The editorial used the term “skintern” as an example of the atmosphere of harassment evident at the Legislature. A few legislators, former legislators, former lobbyists and political hobbyists responded that they had never heard the term, much less heard its usage in Utah’s capitol. Not in the sacred halls of Utah’s Capitol!
The term refers to interns, usually women, who dress in a way that shows skin. Like, for example, a sleeveless blouse.
The nerve of a woman who would make such a wardrobe choice.
Let me be clear. People are using the term in Utah. The first rule of fight club is to not talk about fight club. Who would ever admit to using such a term?
The fact that lobbyists (from what I’ve heard) are using the term in a sort of sessionlong game as to who can choose the intern who will show the most skin by the end of the session is part of the harassment endemic in legislatures across the country. Utah is not immune. And the sooner legislators admit that fact, the sooner we can move forward into a post-#MeToo, enlightened existence here in Utah.
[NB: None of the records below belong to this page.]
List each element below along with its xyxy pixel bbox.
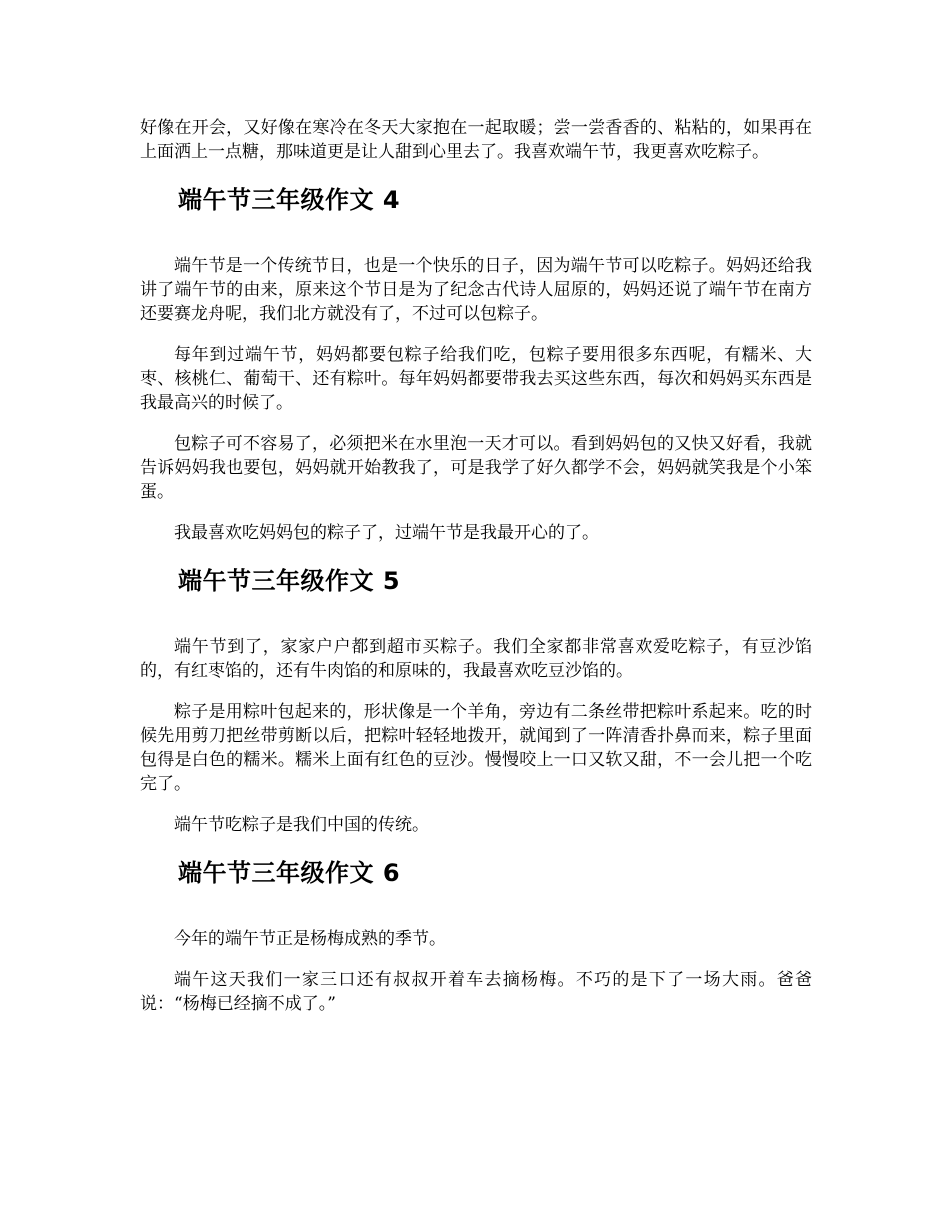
paragraph: 我最喜欢吃妈妈包的粽子了，过端午节是我最开心的了。 [174, 523, 599, 543]
section-heading-6: 端午节三年级作文 6 [178, 859, 401, 887]
document-body [140, 116, 812, 1033]
paragraph: 每年到过端午节，妈妈都要包粽子给我们吃，包粽子要用很多东西呢，有糯米、大枣、核桃仁、葡萄干、还有粽叶。每年妈妈都要带我去买这些东西，每次和妈妈买东西是我最高兴的时候了。 [140, 345, 812, 413]
paragraph: 端午节吃粽子是我们中国的传统。 [174, 815, 429, 835]
paragraph: 今年的端午节正是杨梅成熟的季节。 [174, 929, 446, 949]
section-heading-4: 端午节三年级作文 4 [178, 186, 401, 214]
paragraph: 包粽子可不容易了，必须把米在水里泡一天才可以。看到妈妈包的又快又好看，我就告诉妈妈我也要包，妈妈就开始教我了，可是我学了好久都学不会，妈妈就笑我是个小笨蛋。 [140, 434, 812, 502]
paragraph: 端午节到了，家家户户都到超市买粽子。我们全家都非常喜欢爱吃粽子，有豆沙馅的，有红枣馅的，还有牛肉馅的和原味的，我最喜欢吃豆沙馅的。 [140, 637, 812, 681]
paragraph: 端午这天我们一家三口还有叔叔开着车去摘杨梅。不巧的是下了一场大雨。爸爸说：“杨梅已经摘不成了。” [140, 970, 812, 1014]
paragraph: 粽子是用粽叶包起来的，形状像是一个羊角，旁边有二条丝带把粽叶系起来。吃的时候先用剪刀把丝带剪断以后，把粽叶轻轻地拨开，就闻到了一阵清香扑鼻而来，粽子里面包得是白色的糯米。糯米上面有红色的豆沙。慢慢咬上一口又软又甜，不一会儿把一个吃完了。 [140, 702, 812, 794]
section-heading-5: 端午节三年级作文 5 [178, 567, 401, 595]
paragraph-continued: 好像在开会，又好像在寒冷在冬天大家抱在一起取暖；尝一尝香香的、粘粘的，如果再在上面洒上一点糖，那味道更是让人甜到心里去了。我喜欢端午节，我更喜欢吃粽子。 [140, 118, 812, 162]
paragraph: 端午节是一个传统节日，也是一个快乐的日子，因为端午节可以吃粽子。妈妈还给我讲了端午节的由来，原来这个节日是为了纪念古代诗人屈原的，妈妈还说了端午节在南方还要赛龙舟呢，我们北方就没有了，不过可以包粽子。 [140, 256, 812, 324]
I hope interns during this session have the boldness to demand better treatment, if they hear someone talking about them or a fellow intern. I hope legislators are careful to not make jokes based on gender. I hope party leadership grills staff and other legislators that there will be no second chances when it comes to sexual harassment.
Victim Kyle Stephens said it best when she told Larry Nassar, former USA Gymnastics doctor-turned-serial-abuser, “Perhaps you have figured it out by now, but little girls don’t stay little forever. They grow into strong women that return to destroy your world.”
Thankfully, that is the post-#MeToo world we now live in.
Michelle Quist is an editorial writer for the Salt Lake Tribune who is anxious for the post-#MeToo world to set in.